Clearly Clegg wants to exacerbate the West Lothian Question as well.

If we then further analyse Clegg proposals we see that what he is actually saying is that we will get less national democracy for greater cost. Not only does he wish to funnel the ‘savings’ from the constituency cuts and Government advertising into the political parties but also raise an optional £3 poll tax as well. Potentially, such savings and redirected taxes could benefit political parties by up to £350 million (ten times the amount proposed in the Phillips report). So Clegg believes we should pay significantly more for a significantly lesser quality of service and have significantly less influence. I suggest the opposite is true. 

In addition, if one considers how such a change might affect the state of the parties it is difficult to analyse without more detail of how the Boundary Commission might address such a reduction. Without that detail perhaps the only way of looking at it is to do so proportionally. Based on the 2005 results then the parties would lose the following number of MPs: Labour -83, Conservative -46, Libdems -14, Others -7. 

In real terms the LibDems would fair much better than both Labour and the Conservatives with the potential of causing significant disruption for the leaderships of both parties (which MPs would be got rid of?). Has Clegg considered such self-serving effects of his policy?

Of course Nick Clegg will say that by devolving power to the regions and councils he is breaking up the power base of Parliament, but would he really be doing that? 

It seems unlikely that he will hand down the creation and strategic control of policy and funding but will instead further hand down the implementation and operation of policy. Individual councils have neither the finances nor strength of mandate to take on the will of Parliament on issues of policy.

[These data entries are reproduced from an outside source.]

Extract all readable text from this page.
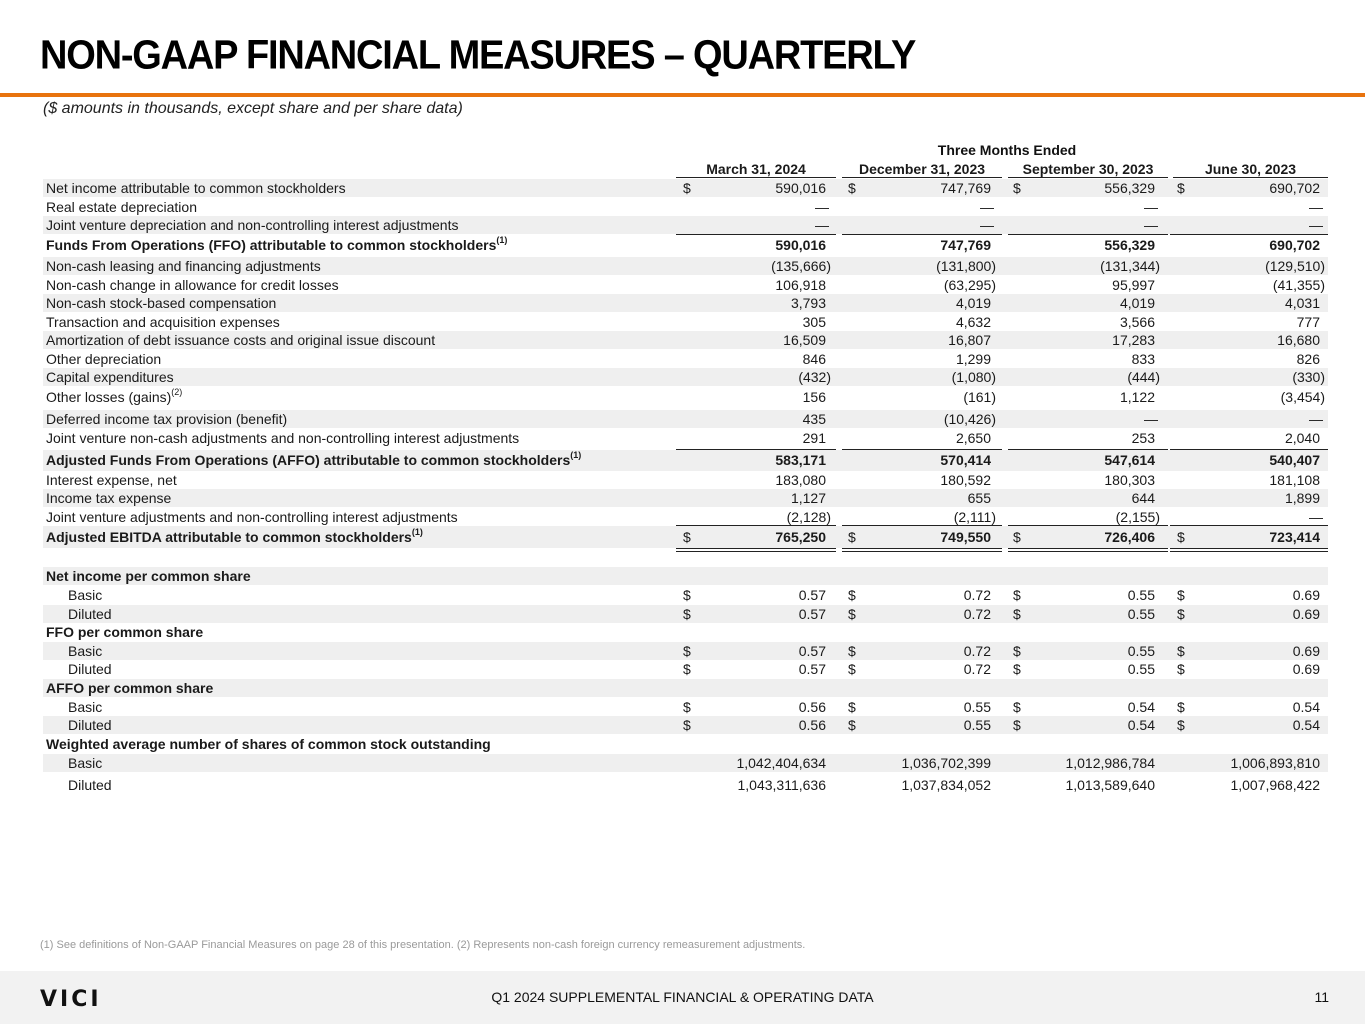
NON-GAAP FINANCIAL MEASURES – QUARTERLY
($ amounts in thousands, except share and per share data)
Three Months Ended
March 31, 2024	December 31, 2023	September 30, 2023	June 30, 2023
Net income attributable to common stockholders	$	590,016 $	747,769 $	556,329 $	690,702
Real estate depreciation	—	—	—	—
Joint venture depreciation and non-controlling interest adjustments	—	—	—	—
Funds From Operations (FFO) attributable to common stockholders$^{(1)}$	590,016	747,769	556,329	690,702
Non-cash leasing and financing adjustments	(135,666)	(131,800)	(131,344)	(129,510)
Non-cash change in allowance for credit losses	106,918	(63,295)	95,997	(41,355)
Non-cash stock-based compensation	3,793	4,019	4,019	4,031
Transaction and acquisition expenses	305	4,632	3,566	777
Amortization of debt issuance costs and original issue discount	16,509	16,807	17,283	16,680
Other depreciation	846	1,299	833	826
Capital expenditures	(432)	(1,080)	(444)	(330)
Other losses (gains)$^{(2)}$	156	(161)	1,122	(3,454)
Deferred income tax provision (benefit)	435	(10,426)	—	—
Joint venture non-cash adjustments and non-controlling interest adjustments	291	2,650	253	2,040
Adjusted Funds From Operations (AFFO) attributable to common stockholders$^{(1)}$	583,171	570,414	547,614	540,407
Interest expense, net	183,080	180,592	180,303	181,108
Income tax expense	1,127	655	644	1,899
Joint venture adjustments and non-controlling interest adjustments	(2,128)	(2,111)	(2,155)	—
Adjusted EBITDA attributable to common stockholders$^{(1)}$	$	765,250 $	749,550 $	726,406 $	723,414
Net income per common share
Basic	$	0.57 $	0.72 $	0.55 $	0.69
Diluted	$	0.57 $	0.72 $	0.55 $	0.69
FFO per common share
Basic	$	0.57 $	0.72 $	0.55 $	0.69
Diluted	$	0.57 $	0.72 $	0.55 $	0.69
AFFO per common share
Basic	$	0.56 $	0.55 $	0.54 $	0.54
Diluted	$	0.56 $	0.55 $	0.54 $	0.54
Weighted average number of shares of common stock outstanding
Basic	1,042,404,634	1,036,702,399	1,012,986,784	1,006,893,810
Diluted	1,043,311,636	1,037,834,052	1,013,589,640	1,007,968,422
(1) See definitions of Non-GAAP Financial Measures on page 28 of this presentation. (2) Represents non-cash foreign currency remeasurement adjustments.
VICI	Q1 2024 SUPPLEMENTAL FINANCIAL & OPERATING DATA	11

Therefore, effectively all Clegg will be doing really is concentrating power into the hands of an even smaller group of people who will more than ever be able to blame the lower tiers of Government for any failures that occur.

Considering Clegg’s refusal to offer a referendum on the Lisbon Treaty, it is of little surprise that in proposing such a significant change to our political that he does not even consider putting this directly to the voter in a referendum. It is time he acknowledged that this country’s political system belongs to the people and not to politicians. Any such proposal must be voted on specifically by the people and not by his elitist establishment in Westminster.

So we have a policy that on the face of it wants the voter to pay more for less national democracy, denies the voter a direct choice, further discriminates against the English based voter, further concentrates power amongst a smaller elitist group and provides benefit for the Libdems, whilst penalising both the Labour and Conservative Parties.

As such it would seem that Clegg, rather than taking on the ‘elitist establishment’, is attempting to prove his credentials to join it by adding a new dimension to the concept of ‘autocratic centralisation’.